S’il réussit, la voix de François Bayrou y aura largement contribué. S’il échoue, François Bayrou pourrait être appelé à la rescousse. Bayrou a échoué à devenir De Gaulle. Son parti est en lambeaux. Il a été largement trahi par ses amis ; d’autres vont le quitter. Son avenir politique personnel est plus qu’incertain. En revanche, il est déjà le Mendès-France de ce début de siècle. Mendès a été un météore de la politique française, mais il est et restera très respecté pour avoir volontairement sacrifié son destin politique à la proclamation de la vérité. En annonçant qu’il voterait Hollande, Bayrou a sacrifié sa carrière politique, risqué et accepté la sanction lamentable de son électorat, échoué dans son rêve de construire un Centre qui soit autre chose qu’un laquais de la droite ; mais il a refusé de vendre son âme au sarkozysme lepénisé (ce qui est presque un pléonasme). Il est l’anti Morano.
Quitte ou double
Sans doute, Bayrou n’est-il pas un bon stratège. Sans doute y a-t-il une part d’orgueil mystique chez lui, et un individualisme tel que, sans Bayrou, il n’y a plus de MoDem. Tout cela est vrai. Cependant, quelle dignité chez cet homme-là ! Il suffit de comparer les discours de Morano et de Royal, accusant les autres de les avoir fait perdre, alors que la première est châtiée pour ses compromissions (restons charitable), et la seconde pour sa propension exagérée à croire que tout le monde l’aime. Bayrou, lui, assume ses choix, pleinement. Et il ne regrette rien. Ce qui est parfaitement cohérent quand on n’a agi qu’en fonction de ses convictions profondes.

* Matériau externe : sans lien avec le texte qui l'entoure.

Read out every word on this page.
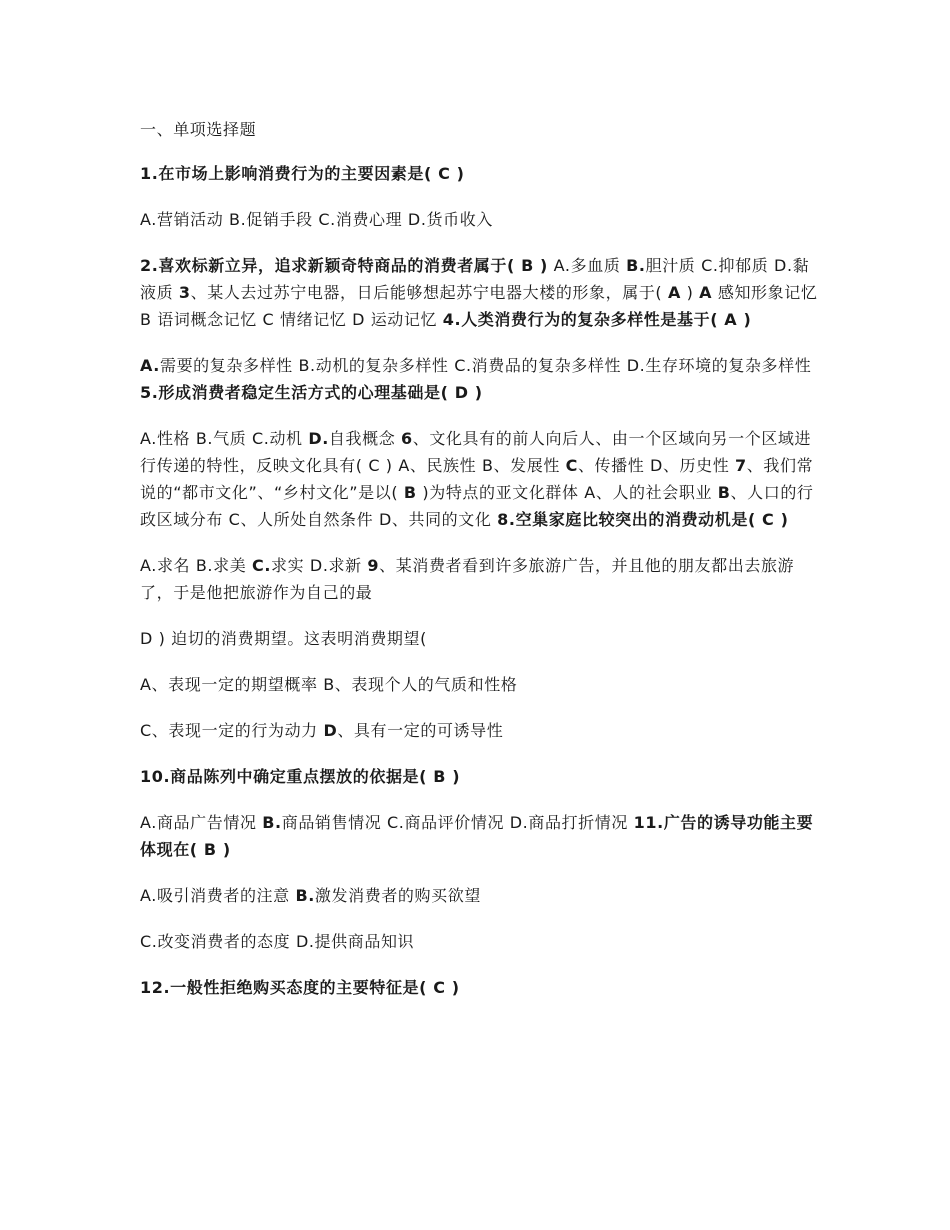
一、单项选择题

1.在市场上影响消费行为的主要因素是( C )

A.营销活动 B.促销手段 C.消费心理 D.货币收入

2.喜欢标新立异，追求新颖奇特商品的消费者属于( B ) A.多血质 B.胆汁质 C.抑郁质 D.黏液质 3、某人去过苏宁电器，日后能够想起苏宁电器大楼的形象，属于( A ) A 感知形象记忆 B 语词概念记忆 C 情绪记忆 D 运动记忆 4.人类消费行为的复杂多样性是基于( A )

A.需要的复杂多样性 B.动机的复杂多样性 C.消费品的复杂多样性 D.生存环境的复杂多样性 5.形成消费者稳定生活方式的心理基础是( D )

A.性格 B.气质 C.动机 D.自我概念 6、文化具有的前人向后人、由一个区域向另一个区域进行传递的特性，反映文化具有( C ) A、民族性 B、发展性 C、传播性 D、历史性 7、我们常说的“都市文化”、“乡村文化”是以( B )为特点的亚文化群体 A、人的社会职业 B、人口的行政区域分布 C、人所处自然条件 D、共同的文化 8.空巢家庭比较突出的消费动机是( C )

A.求名 B.求美 C.求实 D.求新 9、某消费者看到许多旅游广告，并且他的朋友都出去旅游了，于是他把旅游作为自己的最

D ) 迫切的消费期望。这表明消费期望(

A、表现一定的期望概率 B、表现个人的气质和性格

C、表现一定的行为动力 D、具有一定的可诱导性

10.商品陈列中确定重点摆放的依据是( B )

A.商品广告情况 B.商品销售情况 C.商品评价情况 D.商品打折情况 11.广告的诱导功能主要体现在( B )

A.吸引消费者的注意 B.激发消费者的购买欲望

C.改变消费者的态度 D.提供商品知识

12.一般性拒绝购买态度的主要特征是( C )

Il est possible que Bayrou soit politiquement fini.
Il est possible que son langage intègre fasse de lui un recours si jamais la gauche ne se montre pas à la hauteur de la situation. Si jamais François Hollande souhaite un jour lui confier une mission d’envergure, je souhaite que François Bayrou ait la modestie nécessaire pour accepter de servir le pays à une place certes nettement plus humble que celle à laquelle il rêvait d’accéder.
J’ai fait partie de ceux qui ont été les « tracteurs » de Bayrou pendant la campagne présidentielle. Et je considère comme un honneur d’avoir milité pour un perdant de cette qualité-là. Perdant politiquement, oui. Mais sur le plan des idées, il a déjà gagné. Le ministère du Redressement productif est inspiré par le « produire en France », et la moralisation de la vie politique, si elle réussit, lui devra beaucoup. Reste la question économique. Et là, le feuilleton ne fait que commencer…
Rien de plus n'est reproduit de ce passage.